For the six months-ending 1 November 2003, the company said sales fell 9 per cent to £40.4 million (€58.6m), while pretax profits fell 45 per cent to £3.1 million.
Analysts said that profits at the company, which specialises in devices used to deliver drugs into the lungs, were better than expected. And they welcomed the appointment of new chairman John Robinson, who is credited with turning around the fortunes of medical device company Smith and Nephew in the 1990s.
Bespak's respiratory sales, comprising metered dose inhaler valves, actuators, medical check valves and nasal delivery devices, were flat year-on-year at £17.7 million.
Valves for use with environmentally friendly HFA propellants are replacing CFC-based formulations in Europe. However, for the time being no such trend is evident in the US, which remains predominantly a CFC market, according to Bespak.
In the device and manufacturing services business, which produces inhalers for the likes of GlaxoSmithKline, sales fell 3 per cent to £19.4 million. Volume sales of its flagship inhaler have been increasing, but Bespak has had to cut prices, according to Mark Throdahl, the firm's chief executive.

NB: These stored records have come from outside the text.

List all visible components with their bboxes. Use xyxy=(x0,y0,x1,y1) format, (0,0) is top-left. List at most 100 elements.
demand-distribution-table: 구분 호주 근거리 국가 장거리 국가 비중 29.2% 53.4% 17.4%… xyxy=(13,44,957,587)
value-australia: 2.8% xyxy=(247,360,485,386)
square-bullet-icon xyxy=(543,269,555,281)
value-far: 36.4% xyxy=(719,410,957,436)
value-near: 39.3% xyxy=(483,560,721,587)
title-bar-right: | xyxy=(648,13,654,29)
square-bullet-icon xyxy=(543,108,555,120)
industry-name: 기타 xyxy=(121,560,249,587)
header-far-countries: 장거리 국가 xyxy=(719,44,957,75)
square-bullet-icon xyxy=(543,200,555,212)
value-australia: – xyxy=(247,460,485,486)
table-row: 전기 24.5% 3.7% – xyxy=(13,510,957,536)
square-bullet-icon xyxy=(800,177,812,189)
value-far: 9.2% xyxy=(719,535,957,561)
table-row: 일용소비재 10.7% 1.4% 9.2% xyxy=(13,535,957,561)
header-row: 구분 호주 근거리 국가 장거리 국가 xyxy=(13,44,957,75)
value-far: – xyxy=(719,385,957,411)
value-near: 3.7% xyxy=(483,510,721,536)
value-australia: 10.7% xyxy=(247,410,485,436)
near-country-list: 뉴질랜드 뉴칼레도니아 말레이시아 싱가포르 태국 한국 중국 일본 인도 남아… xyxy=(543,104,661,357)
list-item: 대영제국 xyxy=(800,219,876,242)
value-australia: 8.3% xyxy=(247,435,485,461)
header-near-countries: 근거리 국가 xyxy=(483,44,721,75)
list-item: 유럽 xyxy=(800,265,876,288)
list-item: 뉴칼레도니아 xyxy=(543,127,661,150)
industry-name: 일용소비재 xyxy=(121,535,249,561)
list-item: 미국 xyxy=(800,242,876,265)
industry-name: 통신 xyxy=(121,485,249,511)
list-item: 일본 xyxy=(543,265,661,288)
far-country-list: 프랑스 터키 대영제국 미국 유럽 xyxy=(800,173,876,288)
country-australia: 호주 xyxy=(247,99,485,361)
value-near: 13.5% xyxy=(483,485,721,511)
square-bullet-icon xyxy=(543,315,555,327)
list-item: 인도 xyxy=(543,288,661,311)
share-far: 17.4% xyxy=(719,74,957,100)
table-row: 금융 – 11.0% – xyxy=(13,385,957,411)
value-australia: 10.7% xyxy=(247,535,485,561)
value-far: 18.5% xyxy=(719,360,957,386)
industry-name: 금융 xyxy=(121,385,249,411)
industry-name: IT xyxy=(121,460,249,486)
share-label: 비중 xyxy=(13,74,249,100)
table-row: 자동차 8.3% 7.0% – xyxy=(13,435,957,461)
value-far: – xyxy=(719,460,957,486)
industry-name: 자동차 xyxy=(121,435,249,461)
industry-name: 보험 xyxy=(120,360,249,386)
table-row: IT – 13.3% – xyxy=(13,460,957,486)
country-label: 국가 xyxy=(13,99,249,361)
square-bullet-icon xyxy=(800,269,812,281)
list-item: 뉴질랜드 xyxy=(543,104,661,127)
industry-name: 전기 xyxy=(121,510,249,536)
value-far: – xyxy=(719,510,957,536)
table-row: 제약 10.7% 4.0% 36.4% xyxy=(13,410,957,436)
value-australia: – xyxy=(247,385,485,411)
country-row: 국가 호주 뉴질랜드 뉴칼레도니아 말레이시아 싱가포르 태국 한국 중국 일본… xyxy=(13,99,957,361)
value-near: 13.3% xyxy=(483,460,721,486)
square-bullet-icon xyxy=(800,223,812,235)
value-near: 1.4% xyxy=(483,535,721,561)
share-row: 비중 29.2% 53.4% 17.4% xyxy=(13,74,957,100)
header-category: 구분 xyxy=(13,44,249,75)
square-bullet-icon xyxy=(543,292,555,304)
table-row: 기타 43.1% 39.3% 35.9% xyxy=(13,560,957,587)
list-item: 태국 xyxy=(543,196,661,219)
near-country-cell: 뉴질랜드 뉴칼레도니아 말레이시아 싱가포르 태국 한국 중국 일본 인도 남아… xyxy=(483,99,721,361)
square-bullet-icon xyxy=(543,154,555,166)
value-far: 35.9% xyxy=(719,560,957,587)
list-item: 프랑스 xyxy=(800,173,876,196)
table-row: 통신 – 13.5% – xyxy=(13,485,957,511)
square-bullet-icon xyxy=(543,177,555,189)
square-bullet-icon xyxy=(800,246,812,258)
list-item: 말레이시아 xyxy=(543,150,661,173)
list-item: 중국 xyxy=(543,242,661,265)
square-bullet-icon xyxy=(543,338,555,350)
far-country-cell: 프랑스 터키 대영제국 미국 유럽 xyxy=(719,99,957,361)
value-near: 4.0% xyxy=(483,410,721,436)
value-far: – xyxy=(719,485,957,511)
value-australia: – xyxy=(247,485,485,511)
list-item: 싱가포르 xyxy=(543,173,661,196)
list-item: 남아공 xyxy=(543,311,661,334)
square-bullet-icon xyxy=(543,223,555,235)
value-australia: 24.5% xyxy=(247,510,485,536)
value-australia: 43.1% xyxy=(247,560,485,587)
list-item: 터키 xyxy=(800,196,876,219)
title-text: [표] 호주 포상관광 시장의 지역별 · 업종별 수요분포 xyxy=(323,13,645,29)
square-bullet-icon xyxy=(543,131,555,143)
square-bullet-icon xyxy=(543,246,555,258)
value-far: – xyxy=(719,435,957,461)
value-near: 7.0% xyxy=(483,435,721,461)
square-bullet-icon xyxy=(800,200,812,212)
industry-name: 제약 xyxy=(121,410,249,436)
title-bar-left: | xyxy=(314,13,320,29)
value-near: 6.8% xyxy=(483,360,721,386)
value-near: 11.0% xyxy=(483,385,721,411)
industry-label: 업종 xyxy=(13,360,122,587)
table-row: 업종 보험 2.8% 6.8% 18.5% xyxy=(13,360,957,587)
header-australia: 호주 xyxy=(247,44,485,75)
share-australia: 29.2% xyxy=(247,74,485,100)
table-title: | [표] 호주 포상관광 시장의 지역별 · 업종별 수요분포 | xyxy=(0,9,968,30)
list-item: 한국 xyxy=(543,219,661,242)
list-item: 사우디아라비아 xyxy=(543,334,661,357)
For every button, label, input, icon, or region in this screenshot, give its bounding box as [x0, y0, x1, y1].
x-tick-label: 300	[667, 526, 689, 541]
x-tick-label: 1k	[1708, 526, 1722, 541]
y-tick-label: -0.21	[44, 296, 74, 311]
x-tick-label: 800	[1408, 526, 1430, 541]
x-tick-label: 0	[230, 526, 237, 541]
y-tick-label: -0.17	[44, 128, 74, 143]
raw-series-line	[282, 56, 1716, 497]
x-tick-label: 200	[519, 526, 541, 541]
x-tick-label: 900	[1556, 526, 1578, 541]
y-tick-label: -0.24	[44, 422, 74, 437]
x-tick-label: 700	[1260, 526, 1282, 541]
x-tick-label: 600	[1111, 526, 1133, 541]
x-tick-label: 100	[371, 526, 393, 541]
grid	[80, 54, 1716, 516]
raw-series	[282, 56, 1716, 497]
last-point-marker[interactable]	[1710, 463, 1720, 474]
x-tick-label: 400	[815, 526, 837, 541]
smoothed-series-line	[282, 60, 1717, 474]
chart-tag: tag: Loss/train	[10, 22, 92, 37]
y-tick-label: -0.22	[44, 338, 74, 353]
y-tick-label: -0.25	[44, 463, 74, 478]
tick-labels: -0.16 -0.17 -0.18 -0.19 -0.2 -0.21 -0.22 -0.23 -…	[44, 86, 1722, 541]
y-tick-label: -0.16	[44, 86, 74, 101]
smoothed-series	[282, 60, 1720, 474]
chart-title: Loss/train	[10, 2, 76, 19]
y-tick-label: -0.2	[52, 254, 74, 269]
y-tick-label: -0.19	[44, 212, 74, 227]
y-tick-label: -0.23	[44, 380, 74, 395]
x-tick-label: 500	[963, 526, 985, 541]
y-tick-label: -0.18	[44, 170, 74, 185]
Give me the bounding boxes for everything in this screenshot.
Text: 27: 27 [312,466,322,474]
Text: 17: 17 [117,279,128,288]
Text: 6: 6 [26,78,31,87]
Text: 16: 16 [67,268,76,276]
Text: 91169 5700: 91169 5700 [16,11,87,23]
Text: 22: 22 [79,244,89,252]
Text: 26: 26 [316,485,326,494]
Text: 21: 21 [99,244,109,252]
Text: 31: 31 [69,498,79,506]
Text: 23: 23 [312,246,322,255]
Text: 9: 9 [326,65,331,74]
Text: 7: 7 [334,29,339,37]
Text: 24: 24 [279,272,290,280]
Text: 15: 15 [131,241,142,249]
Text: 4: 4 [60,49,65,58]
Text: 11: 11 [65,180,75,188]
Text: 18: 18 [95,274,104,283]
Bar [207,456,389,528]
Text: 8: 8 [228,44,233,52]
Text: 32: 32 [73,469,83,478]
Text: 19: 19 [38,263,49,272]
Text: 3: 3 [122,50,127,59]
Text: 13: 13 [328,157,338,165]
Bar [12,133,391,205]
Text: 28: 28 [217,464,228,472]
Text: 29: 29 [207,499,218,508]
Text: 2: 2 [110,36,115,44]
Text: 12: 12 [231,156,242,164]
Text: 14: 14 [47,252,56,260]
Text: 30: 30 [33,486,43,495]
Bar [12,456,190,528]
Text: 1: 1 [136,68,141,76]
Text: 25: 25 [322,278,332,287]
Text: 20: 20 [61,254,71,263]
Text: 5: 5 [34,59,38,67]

However, the big payoff for Bespak could come if an inhaled formulation of insulin in Aventis and Pfizer's pipeline, called Exubera, reaches the market. Bespak has finalised the manufacturing process for the inhaler device that will deliver the product, likely to be the first alternative to injectable insulin for use by diabetics.
If approved, Exubera is tipped to become a blockbuster product with annual sales in excess of $1 billion as early as 2006. It is currently under regulatory review.
Meanwhile, cost-cutting measures put in place last year - including staff cuts and the discontinuation of research looking at nasal delivery - are starting to bear fruit, according to the company.
Group operating profit before exceptional items increased 43 per cent to £5 million, while the operating profit margin before exceptional items increased to 12.4 per cent from 7.9 per cent in 2002.